The “late nights chasing weird edge cases” embody the required mindset. Stay relentlessly curious. When a test behaves unexpectedly, dig deeper—it might be a bypass. Follow security researchers on Twitter/X, read disclosed reports on HackerOne and Bugcrowd, and consistently lab in controlled environments like HackTheBox or Proving Grounds to sharpen skills without scope limitations.

What Undercode Say:

  • Process Over Luck: The staggering results ($150K, 25+ RCEs) are not from random luck but from a ruthless, systematic application of reconnaissance, collaboration, and methodological exploitation.
  • The Partner Principle: A trusted hunting partner doesn’t just split work; they provide a second perspective that can see through logical blind spots, turning difficult exploits into achievable chains. This is a strategic advantage, not just a tactical one.

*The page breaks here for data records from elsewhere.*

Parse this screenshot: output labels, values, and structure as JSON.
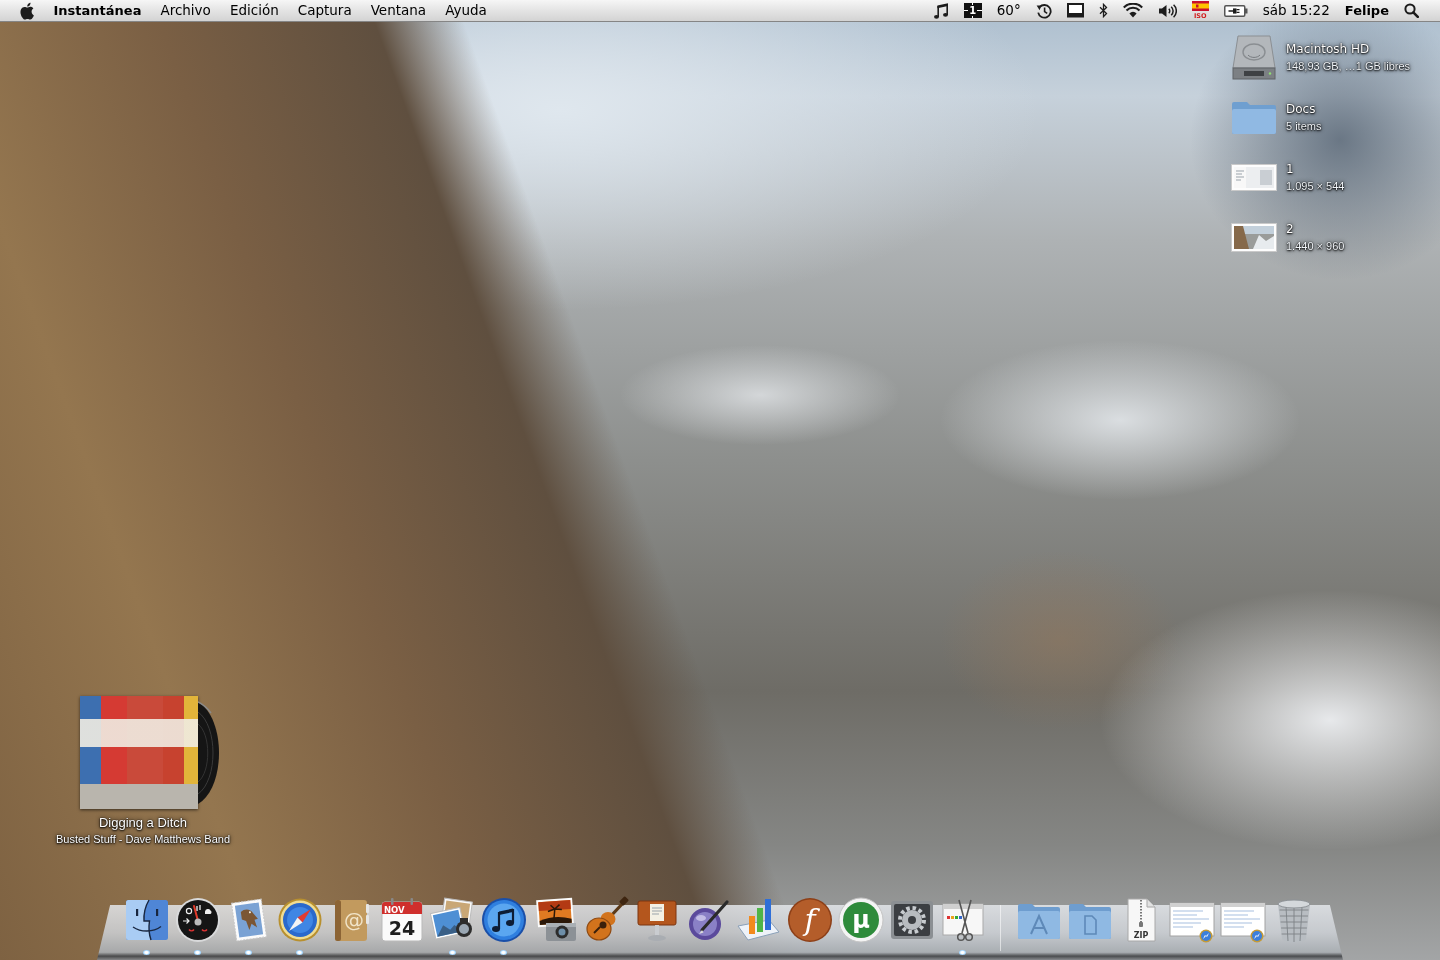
{
  "menu_bar": {
    "app_name": "Instantánea",
    "menus": [
      "Archivo",
      "Edición",
      "Captura",
      "Ventana",
      "Ayuda"
    ],
    "status_items": [
      {
        "kind": "music-note"
      },
      {
        "kind": "spaces",
        "label": "1"
      },
      {
        "kind": "temperature",
        "label": "60°"
      },
      {
        "kind": "time-machine"
      },
      {
        "kind": "display"
      },
      {
        "kind": "bluetooth"
      },
      {
        "kind": "wifi"
      },
      {
        "kind": "volume"
      },
      {
        "kind": "input-flag",
        "label": "ISO"
      },
      {
        "kind": "battery"
      }
    ],
    "clock": "sáb 15:22",
    "user": "Felipe"
  },
  "desktop_icons": [
    {
      "kind": "hard-drive",
      "name": "Macintosh HD",
      "info": "148,93 GB, …1 GB libres"
    },
    {
      "kind": "folder",
      "name": "Docs",
      "info": "5 items"
    },
    {
      "kind": "window-screenshot",
      "name": "1",
      "info": "1.095 × 544"
    },
    {
      "kind": "landscape-screenshot",
      "name": "2",
      "info": "1.440 × 960"
    }
  ],
  "now_playing": {
    "title": "Digging a Ditch",
    "subtitle": "Busted Stuff - Dave Matthews Band"
  },
  "dock": {
    "apps": [
      {
        "kind": "finder",
        "running": true
      },
      {
        "kind": "dashboard",
        "running": true
      },
      {
        "kind": "mail",
        "running": true
      },
      {
        "kind": "safari",
        "running": true
      },
      {
        "kind": "address-book",
        "glyph": "@",
        "running": false
      },
      {
        "kind": "calendar",
        "month": "NOV",
        "day": "24",
        "running": false
      },
      {
        "kind": "iphoto",
        "running": true
      },
      {
        "kind": "itunes",
        "running": true
      },
      {
        "kind": "image-capture",
        "running": false
      },
      {
        "kind": "garageband",
        "running": false
      },
      {
        "kind": "keynote",
        "running": false
      },
      {
        "kind": "script-editor",
        "running": false
      },
      {
        "kind": "numbers",
        "running": false
      },
      {
        "kind": "font-app",
        "glyph": "f",
        "running": false
      },
      {
        "kind": "utorrent",
        "glyph": "µ",
        "running": false
      },
      {
        "kind": "system-preferences",
        "running": false
      },
      {
        "kind": "grab",
        "running": true
      }
    ],
    "stacks": [
      {
        "kind": "applications-folder"
      },
      {
        "kind": "documents-folder"
      },
      {
        "kind": "zip-file",
        "label": "ZIP"
      },
      {
        "kind": "web-document"
      },
      {
        "kind": "web-document"
      },
      {
        "kind": "trash"
      }
    ]
  }
}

This analysis reveals that modern elite bug hunting has evolved into a professional discipline akin to penetration testing, but with a focus on continuous, adversarial assessment. The hunter’s success is built on a scalable workflow that balances broad automation with deep, manual, creative exploration of application logic.

Prediction:

The barrier between elite bug bounty hunting and professional red teaming will continue to dissolve. As demonstrated, the methodology required for top-tier bounty success—advanced reconnaissance, exploit development, and professional reporting—is identical to that of a high-end security assessment. We will see more organizations formally integrating their top bounty hunters into dedicated internal “adversarial simulation” teams, and bug bounty platforms will evolve to offer more structured, continuous engagement models resembling retainer-based consulting. The “gig” hunter will become a permanent, critical component of the enterprise security posture.